– Коронация в апреле, – объявил он и поочередно поцеловал три пастырских перстня. Золото.
"Золото, черт возьми!"
От прикосновения к золоту губы обожгло, словно бы коснулся раскаленного металла. Но Людвиг умел терпеть боль. Вытерпел и это. Поцеловал, поклонился и ушел в личные покои, сославшись на нездоровье. А ему, и в самом деле, недужилось. То ли лихорадка начиналась, то ли вновь открылось кровотечение в легком. Однако дел было много, как никогда, и ушел он от папских нунциев не для того, чтобы лечь, наконец, в постель, а для того, чтобы заняться хотя бы самыми насущными из накопившихся дел.
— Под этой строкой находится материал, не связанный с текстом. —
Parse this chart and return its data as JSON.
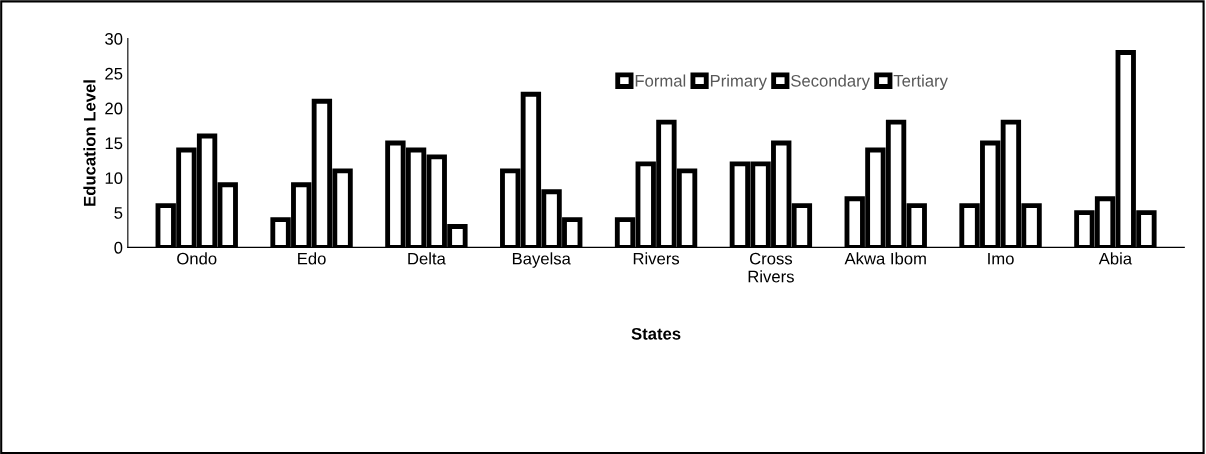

– Что скажите, ваше преосвященство? – спросил он, войдя в свой рабочий кабинет, где уже в течение часа его терпеливо дожидался еще один кардинал.
– Прикажете меня пытать? – вопросом на вопрос ответил старик.
Выглядел кардинал неважно. И то сказать, его попытка тайно добраться до Рима успехом не увенчалась, а прятаться – в его возрасте, да еще и зимой – оказалось совсем нелегко.
– Хотите умереть мучеником? – вопрос прозвучал по-деловому, почти без эмоций, и от этого, вероятно, кардиналу действительно стало плохо. Он живо представлял, на что способны палачи, получившие соответствующий приказ и сразу же понял, что расскажет все и сразу, как только раскаленная сталь коснется его старческой плоти. Так зачем же, тогда, вся эта бравада? Даже с Хальдебердом можно было играть в сложные игры со ставками на жизнь, а вот с этим вот… с этим…
"Аспид! Аспид и есть!"
Вот с ним играть не следовало. Просто потому что он не принимал игр. Никаких. Вот, что увидел кардинал Ратцингер, взглянув в холодные глаза князя Кагена.
– Я отдам вам архив императора, – сказал он упавшим голосом.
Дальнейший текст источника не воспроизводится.